In CECT head imaging, ISOVUE (lopamidol Injection) does not accumulate in normal brain tissue due to the presence of the blood-brain barrier. The increase in x-ray absorption in normal brain is due to the presence of contrast agent within the blood pool. A break in the blood-brain barrier such as occurs in malignant tumors of the brain allows the accumulation of the contrast medium within the interstitial tissue of the tumor. Adjacent normal brain tissue does not contain the contrast medium.

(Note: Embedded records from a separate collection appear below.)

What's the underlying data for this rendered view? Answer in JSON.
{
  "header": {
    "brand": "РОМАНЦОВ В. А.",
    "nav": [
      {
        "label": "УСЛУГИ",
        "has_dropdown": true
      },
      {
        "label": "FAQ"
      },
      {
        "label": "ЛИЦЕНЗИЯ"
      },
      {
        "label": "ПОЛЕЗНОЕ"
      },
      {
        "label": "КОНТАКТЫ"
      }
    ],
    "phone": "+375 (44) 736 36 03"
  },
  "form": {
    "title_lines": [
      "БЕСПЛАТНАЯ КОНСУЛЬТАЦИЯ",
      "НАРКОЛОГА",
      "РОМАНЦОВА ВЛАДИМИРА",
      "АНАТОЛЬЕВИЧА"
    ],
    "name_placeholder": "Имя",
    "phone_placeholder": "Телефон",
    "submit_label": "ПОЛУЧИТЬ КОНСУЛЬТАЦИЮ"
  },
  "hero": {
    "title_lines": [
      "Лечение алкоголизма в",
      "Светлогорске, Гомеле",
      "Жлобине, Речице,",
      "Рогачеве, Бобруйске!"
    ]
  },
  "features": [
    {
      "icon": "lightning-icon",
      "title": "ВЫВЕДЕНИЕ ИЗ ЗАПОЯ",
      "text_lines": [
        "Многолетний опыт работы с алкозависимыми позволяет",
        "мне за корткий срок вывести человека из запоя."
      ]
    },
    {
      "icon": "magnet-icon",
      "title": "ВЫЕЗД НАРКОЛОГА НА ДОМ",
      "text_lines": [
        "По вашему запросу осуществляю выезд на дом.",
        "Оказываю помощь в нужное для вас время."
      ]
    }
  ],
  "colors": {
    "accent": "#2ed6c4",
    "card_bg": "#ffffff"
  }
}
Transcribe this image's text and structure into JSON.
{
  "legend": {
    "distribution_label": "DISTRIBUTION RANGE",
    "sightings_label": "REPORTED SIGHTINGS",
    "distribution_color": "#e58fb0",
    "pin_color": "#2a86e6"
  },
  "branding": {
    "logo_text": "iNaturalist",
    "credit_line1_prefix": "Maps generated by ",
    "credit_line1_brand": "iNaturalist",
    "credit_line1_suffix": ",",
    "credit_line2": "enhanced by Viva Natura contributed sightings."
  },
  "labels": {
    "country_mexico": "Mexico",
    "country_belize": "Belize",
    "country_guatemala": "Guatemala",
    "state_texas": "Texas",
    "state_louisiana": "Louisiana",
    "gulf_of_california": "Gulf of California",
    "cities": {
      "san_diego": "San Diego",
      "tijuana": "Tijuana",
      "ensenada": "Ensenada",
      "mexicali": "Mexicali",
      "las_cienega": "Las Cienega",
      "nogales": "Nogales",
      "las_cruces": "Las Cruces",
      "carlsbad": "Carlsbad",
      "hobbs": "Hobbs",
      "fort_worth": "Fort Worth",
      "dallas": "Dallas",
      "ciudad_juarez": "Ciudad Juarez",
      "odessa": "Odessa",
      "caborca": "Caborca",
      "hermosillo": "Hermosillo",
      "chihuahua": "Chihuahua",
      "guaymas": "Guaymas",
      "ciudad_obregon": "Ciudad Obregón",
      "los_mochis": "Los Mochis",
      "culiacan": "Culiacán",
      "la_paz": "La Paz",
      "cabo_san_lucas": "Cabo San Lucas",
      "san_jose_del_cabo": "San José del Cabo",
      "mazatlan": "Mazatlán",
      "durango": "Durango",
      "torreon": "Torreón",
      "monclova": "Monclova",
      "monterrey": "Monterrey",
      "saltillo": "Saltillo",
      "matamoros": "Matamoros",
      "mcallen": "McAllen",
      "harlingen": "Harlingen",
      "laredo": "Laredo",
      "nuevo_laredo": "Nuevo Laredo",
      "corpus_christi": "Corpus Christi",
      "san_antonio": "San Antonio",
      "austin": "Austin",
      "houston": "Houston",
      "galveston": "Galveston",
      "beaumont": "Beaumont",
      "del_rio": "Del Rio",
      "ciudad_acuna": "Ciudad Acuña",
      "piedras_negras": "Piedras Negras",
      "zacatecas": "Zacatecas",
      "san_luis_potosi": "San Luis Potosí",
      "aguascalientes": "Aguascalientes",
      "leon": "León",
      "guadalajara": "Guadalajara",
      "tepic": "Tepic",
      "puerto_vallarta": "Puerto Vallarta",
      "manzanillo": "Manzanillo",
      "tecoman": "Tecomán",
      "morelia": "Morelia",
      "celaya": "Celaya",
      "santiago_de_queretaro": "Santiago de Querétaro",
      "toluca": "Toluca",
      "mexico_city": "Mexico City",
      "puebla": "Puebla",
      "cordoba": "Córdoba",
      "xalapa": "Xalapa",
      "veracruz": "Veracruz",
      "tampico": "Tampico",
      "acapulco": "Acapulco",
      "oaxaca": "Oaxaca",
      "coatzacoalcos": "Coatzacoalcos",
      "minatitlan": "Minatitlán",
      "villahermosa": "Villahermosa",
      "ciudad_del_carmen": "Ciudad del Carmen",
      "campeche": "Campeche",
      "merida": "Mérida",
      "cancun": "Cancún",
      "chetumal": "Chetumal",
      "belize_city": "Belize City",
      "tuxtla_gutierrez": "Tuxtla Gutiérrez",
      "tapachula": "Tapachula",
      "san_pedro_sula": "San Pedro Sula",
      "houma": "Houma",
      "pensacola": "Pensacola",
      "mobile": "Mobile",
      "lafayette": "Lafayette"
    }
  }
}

In nonneural tissues (during computed tomography of the body), iopamidol diffuses rapidly from the vascular into the extravascular space. Increase in x-ray absorption is related to blood flow, concentration of the contrast medium, and extraction of the contrast medium by interstitial tissue of tumors since no barrier exists. Contrast enhancement is thus due to the relative differences in extravascular diffusion between normal and abnormal tissue, quite different from that in the brain.

The pharmacokinetics of iopamidol in both normal and abnormal tissue have been shown to be variable. Contrast enhancement appears to be greatest soon after administration of the contrast medium, and following intraarterial rather than intravenous administration. Thus, greatest enhancement can be detected by a series of consecutive two- to three-second scans performed just after injection (within 30 to 90 seconds), i.e., dynamic computed tomographic imaging.